Prawdziwe imię Aleksieja Stachanowa to Andrey. Nazwisko Aleksiej pojawiło się z powodu błędu w gazecie „Prawda”, która opublikowała artykuł o fantastycznym rekordzie sowieckiego górnika. Ponieważ Prawda nigdy nie popełnia błędów, „Stachanow otrzymał nowy paszport z nowym nazwiskiem, który stał się znany w całym kraju, w ciągu kilku dni na polecenie Stalina. Trudno ocenić, czy to legenda, czy nie. Jednak takie informacje mają miejsce.

Jednym z nich jest słynny ruch stachanowski. Co jednak wiemy o nim dzisiaj? Kilka skromnych linijek z podręcznika szkolnego, trochę więcej z podręcznika uniwersyteckiego i to wszystko! Tymczasem udało mi się znaleźć bardzo ciekawy materiał o ruchu stachanowskim w czasopiśmie Science and Technology za rok 1938 (nr 17, s. 1-3). Ten materiał wydał mi się na tyle interesujący, że uznałem za konieczne umieścić go tutaj w całości i bez żadnych zmian. Po pierwsze, język tamtych czasów jest ciekawy sam w sobie, a po drugie to przesłanie zostało przygotowane z myślą o ówczesnych ludziach, ich mentalności, wiedzy i postawie. Czyli jest to ciekawy dokument historyczny, który nie wpada w nasze ręce na co dzień. Czytamy więc:

RUCH STACHANOWSKI I NAUKA

W nocy 30 sierpnia 1935 r. w kopalni Tsentralnaja-Irmino w Donbasie młody górnik Aleksiej Stachanow, po spełnieniu dwunastu norm, wyciął młotem pneumatycznym 102 tony węgla na zmianę. Ten bezprecedensowy rekord zapoczątkował potężny ruch stachanowski, który rozprzestrzenił się na wszystkie sektory gospodarki narodowej Związku Radzieckiego i stał się jedną z głównych sił napędowych budownictwa socjalistycznego.

Obraz
Obraz

Oto okładka tego magazynu.

Później Aleksiej Stachanow ustanowił szereg nowych rekordów, zwiększając swoją wydajność na zmianę do 312 ton węgla.

Ale to niezwykłe osiągnięcie zostało znacznie przyćmione przez innych wybitnych górników, którzy pracowali według metody Aleksieja Stachanowa. Na przykład Fedor Artyukhov wyciął młotem pneumatycznym 563 tony węgla na zmianę, a Nikita Izotov - 607 ton. Te cuda wydajności pracy stachanowców wywołały zdumienie na całym świecie.

Na pierwszy rzut oka metoda Aleksieja Stachanowa jest bardzo prosta. Polega ona na podziale pracy w przodku między kutrem a lansą oraz na wydłużeniu ławek na stromo zanurzonych pokładach węgla. To właśnie ta prostota sprawiła, że nowa metoda Stachanowa była tak dostępna dla wielu tysięcy górników.

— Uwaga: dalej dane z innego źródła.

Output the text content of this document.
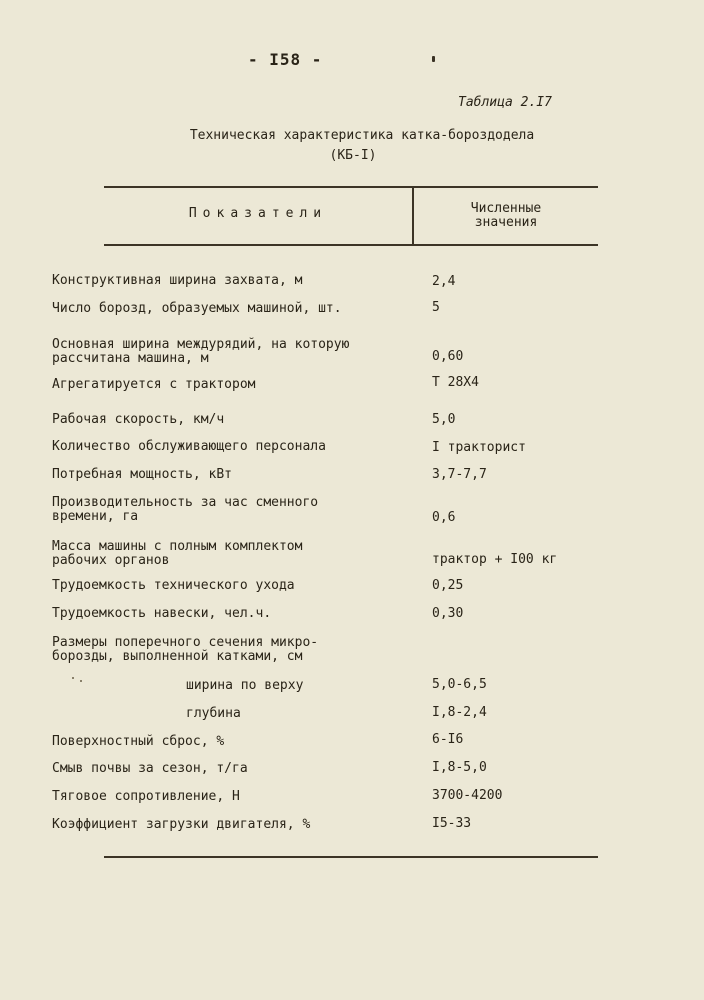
- I58 -
Таблица 2.I7
Техническая характеристика катка-бороздодела
(КБ-I)
Показатели	Численные
значения
Конструктивная ширина захвата, м	2,4
Число борозд, образуемых машиной, шт.	5
Основная ширина междурядий, на которую
рассчитана машина, м	0,60
Агрегатируется с трактором	Т 28Х4
Рабочая скорость, км/ч	5,0
Количество обслуживающего персонала	I тракторист
Потребная мощность, кВт	3,7-7,7
Производительность за час сменного
времени, га	0,6
Масса машины с полным комплектом
рабочих органов	трактор + I00 кг
Трудоемкость технического ухода	0,25
Трудоемкость навески, чел.ч.	0,30
Размеры поперечного сечения микро-
борозды, выполненной катками, см
ширина по верху	5,0-6,5
глубина	I,8-2,4
Поверхностный сброс, %	6-I6
Смыв почвы за сезон, т/га	I,8-5,0
Тяговое сопротивление, Н	3700-4200
Коэффициент загрузки двигателя, %	I5-33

Jednak prosta metoda Stachanowa spowodowała głębokie zmiany w nauce i technologii oraz dokonała prawdziwej rewolucji w przemyśle. W przemówieniu na przyjęciu na Kremlu pracowników szkolnictwa wyższego 17 maja 1938 r. tow. Stalin powiedział: „… Stachanow i stachanowcy w swojej praktycznej pracy w przemyśle przewrócili dotychczasowe normy ustanowione przez sławnych ludzi nauki i techniki jako przestarzałe i wprowadził nowe normy odpowiadające wymaganiom prawdziwej nauki i techniki”… Towarzysz Stalin nazwał Aleksieja Stachanowa innowatorem w nauce, przedstawicielem naszej zaawansowanej nauki.

Jakie były nowe metody pracy Aleksieja Stachanowa?

Nauka górnicza od dziesięcioleci pielęgnuje metody rozwijania stromych pokładów węgla. To, do czego doszło w praktyce, widać na przykładzie sekcji Nikanor kopalni Tsentralnaja-Irmino, gdzie Aleksiej Stachanow po raz pierwszy zaczął pracować w nowy sposób.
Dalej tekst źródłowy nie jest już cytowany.